Pekâlâ ama, siz hangisini tercih ederdiniz?
Gözlerinizi nerenizde isterdiniz?
Göz o kadar kıymetli, o kadar önemli bir organdır ki, eğer gözlerini sonradan kaybetmiş, yahut doğuştan görme engelli birine bu soruyu soracak olsanız, “Aman efendim, şu dünyayı, gökyüzünü, çiçekleri, kelebekleri, kuşları hele hele de anneciğimin yüzünü görebileceksem, neremde olursa olsun. İki tane de istemem; yeter ki bir gözüm olsun!” diyecektir.
Fakat aynı soruyu, gören sağlıklı bir çift göze ve hardal tanesi kadar akla sahip kime sorarsanız sorun, “Nerede mi?” diye cevap verecektir şaşkınlıkla. “Elbette şu an oldukları yerde!”
Bütün bedenimizde, gözlerimizin sığabileceği yüzlerce, belki de binlerce farklı nokta vardır elbette ama önümüzü, basit bir baş hareketi ile sağımızı solumuzu, gökyüzünde parıldayan yıldızları, yerde gezinen karıncaları, bu kadar kolay ve geniş bir açı ile görebileceğimiz başkaca bir yer yoktur.
Üstelik gözlerimizin şu an bulunduğu yer, ellerimizi görebileceğimiz en doğru yerdir.
Belki daha önce aklınıza gelmemiş olabilir. Ama biraz düşündüğünüzde bana hak vereceksiniz.

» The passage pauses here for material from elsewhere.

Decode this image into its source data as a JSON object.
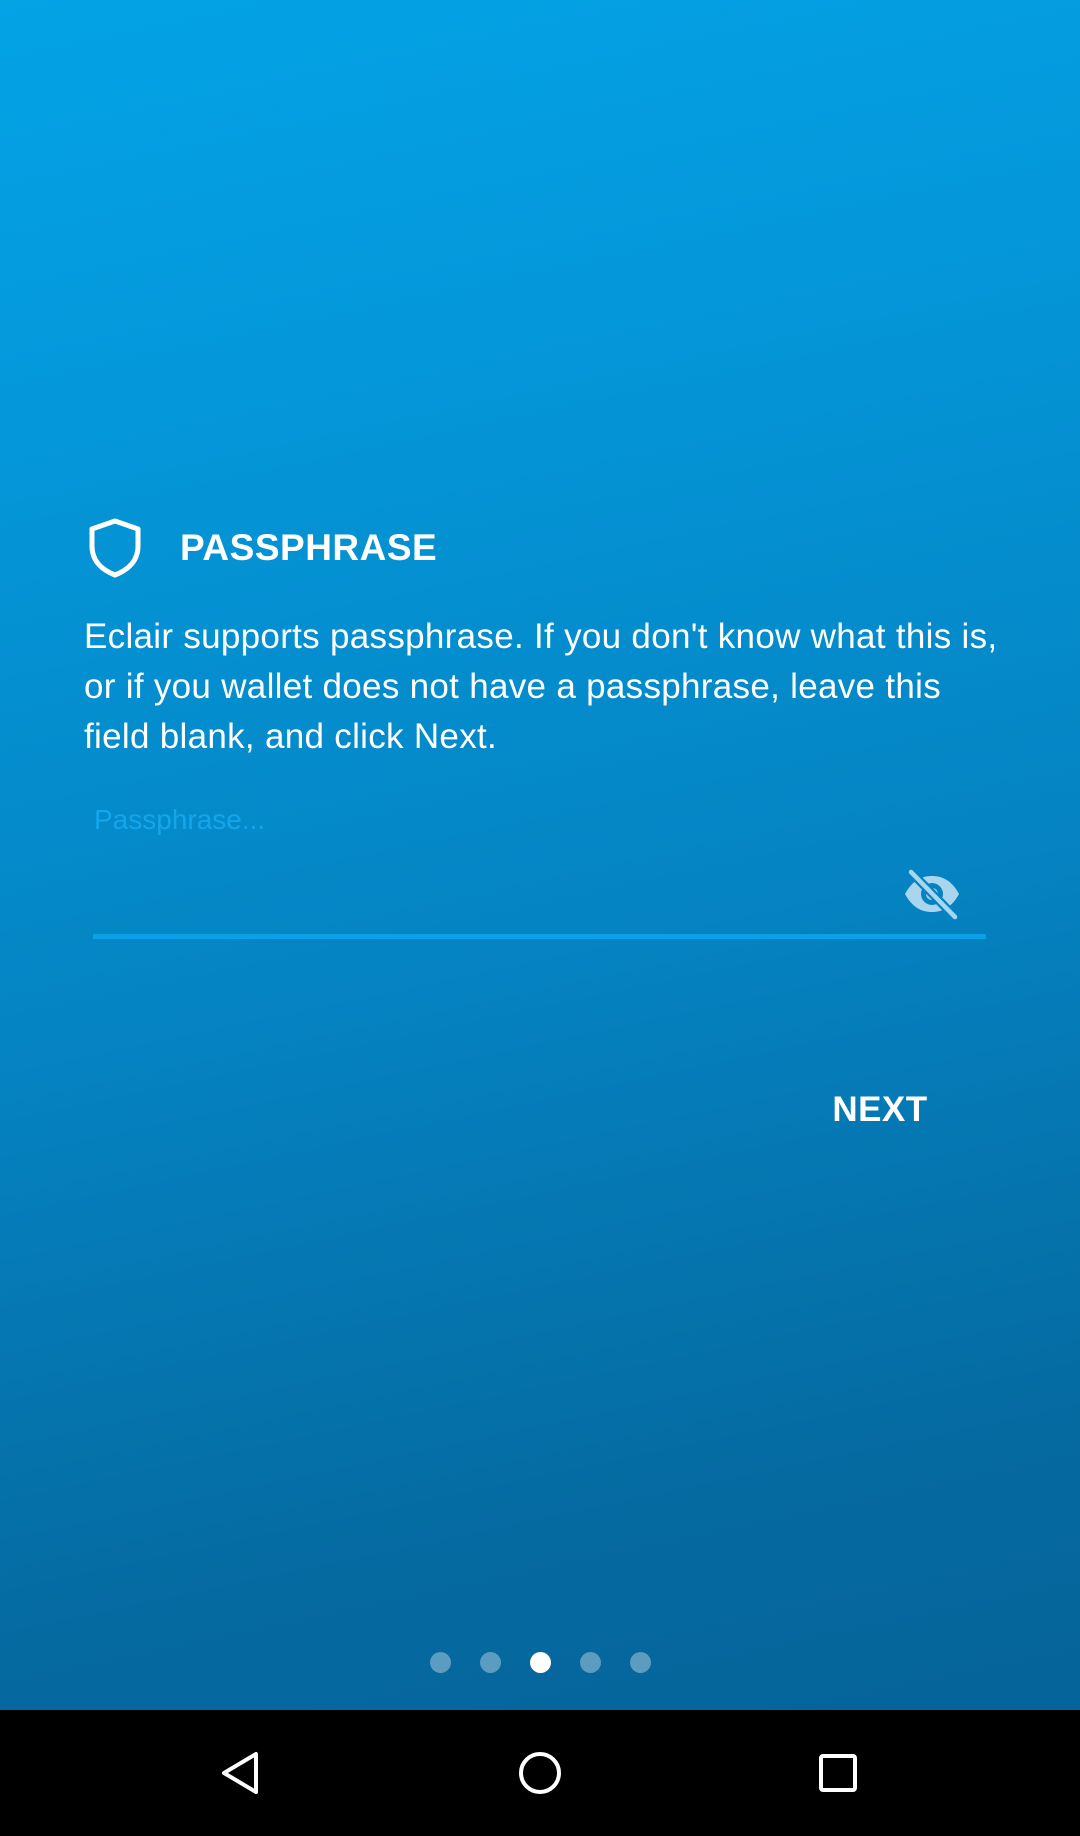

Bir yazar yazı yazarken, bir usta vida sıkarken, bir aşçı pasta yaparken, bir terzi dikiş dikerken, bir marangoz çivi çakarken, bir avcı ok atarken, bir çiftçi avuç avuç tohum saçarken tarlasına, yahut keskin orağı ile buğday biçerken, bir fırıncı ateş yakarken, bir mimar plân çizerken, bir amele tuğlaları üst üste koyarken, bir müzisyen piyano çalarken, bir anne bebeğinin altını değiştirirken, iyi kalpli bir çocuk, kediciğinin sırtını sıvazlarken, bir hayta ötekini adam akıllı marizlerken hep ellerini kullanır.
İnsan için ellerini görmek, çevresini görmek kadar önemlidir. Çünkü eli işte olanın, gözü oynaşta olmamalı, gözü de işte olmalıdır.
Eğer gözlerimiz ellerimizi bu kadar kolay, bu kadar rahat, üstelik “üç boyutlu” görebileceğimiz bir yere konmamış olsaydı, insanoğlu tekerleği biraz zor icat eder, Ay’a da bir tek, Jules Verne giderdi!
Bütün bedenimizde, gözlerimizin sığabileceği yüzlerce, belki de binlerce farklı nokta vardır evet! Ama gözlerimiz tam yerindedir. Tam olmaları gereken yerde! Tıpkı görmeleri için gerekli ışığın 149.600.000 km öteden yaldır yaldır geldiği Güneş’in, tam olması gereken yerde olması gerektiği gibi...
•••
Özkan Öze'nin TARIK USLU ismi ile yazdığı popüler bilim dizisi ACAYİP ŞEYLER'in 16. kitabı ŞU ACAYİP GÖZLER 'den alınmıştır.